Der Dax ist am Mittwoch mit leichten Verlusten in den Handel gestartet. Der Leitindex lag am Morgen knapp unter der Marke von 25.000 Punkten, während einzelne Werte deutlich zulegen konnten. Begleitet wird die Seitwärtsbewegung von durchschnittlichen Umsätzen und einer gedämpften Marktaktivität in der Ferienzeit.
Dax startet knapp unter Vortagesschluss
Der Dax hat den Handelstag am Mittwoch mit einem leichten Minus begonnen. Gegen 9:30 Uhr wurde der Leitindex mit rund 24.980 Punkten berechnet, was einem Rückgang von 0,1 Prozent gegenüber dem Schlussniveau vom Vortag entspricht. An der Spitze der Kursliste rangierten Symrise, Airbus und Rheinmetall, am Ende Hochtief, Heidelberg Materials und Eon.
Jochen Stanzl, Chefmarktanalyst der Consorsbank, verwies auf mehrere Faktoren, die den deutschen Aktienmarkt derzeit beeinflussen. „Tiefe Ölpreise, zunehmender Schiffsverkehr durch die Straße von Hormus und die Hoffnung auf weitere Friedensgespräche sorgen für neue Zuversicht im Dax“, sagte Stanzl der Consorsbank zufolge.
Marktumsätze und Einfluss des KI-Sektors
Gleichzeitig relativierte Stanzl die Aussagekraft des jüngsten Kursanstiegs. „Trotz des kräftigen Kursanstiegs gestern lagen die Handelsumsätze allerdings nur im Durchschnitt. Die Sommerpause und die urlaubsbedingte Abwesenheit vieler Marktteilnehmer sind nicht zu übersehen“, erklärte der Chefmarktanalyst der Consorsbank.

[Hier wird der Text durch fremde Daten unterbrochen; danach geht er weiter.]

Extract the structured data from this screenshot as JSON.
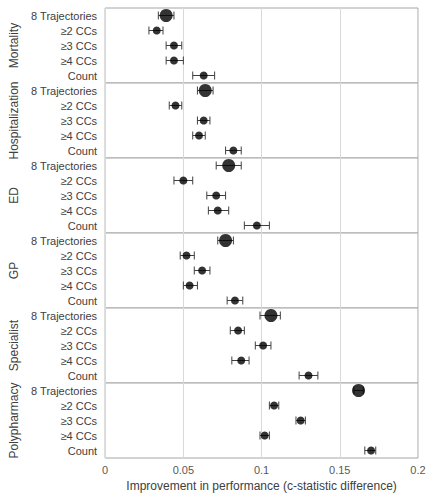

Mit Blick auf die weitere Entwicklung der großen Indizes sprach Stanzl von einer spannenden Phase, sobald frühere Höchststände wieder erreicht würden. „Dann wird sich zeigen, ob die Euphorie über die starke Entwicklung des KI-Sektors genügen wird, um die Aktien weiter steigen zu lassen, oder ob die Nachfrage durch das zusätzliche Aktienangebot von SpaceX und Alphabets Kapitalerhöhung erst einmal gesättigt ist“, so Stanzl laut Consorsbank. Er ergänzte: „Bislang schöpfen die großen Indizes lediglich ihre Handelsspanne aus, die sie im Juni etabliert haben – das gilt nicht nur für den zuletzt schwächeren Dax, sondern auch für die Aktienindizes, die besonders von KI profitieren.“
Euro schwächer – Ölpreis mit leichtem Plus
Die europäische Gemeinschaftswährung zeigte sich am Mittwochmorgen schwächer. Ein Euro kostete 1,1396 US-Dollar, ein Dollar war dementsprechend für 0,8775 Euro zu haben.
Am Rohölmarkt legten die Preise dagegen leicht zu. Ein Fass der Nordsee-Sorte Brent kostete gegen 9 Uhr deutscher Zeit 73,11 US-Dollar, das waren 16 Cent oder 0,2 Prozent mehr als am Schluss des vorherigen Handelstags.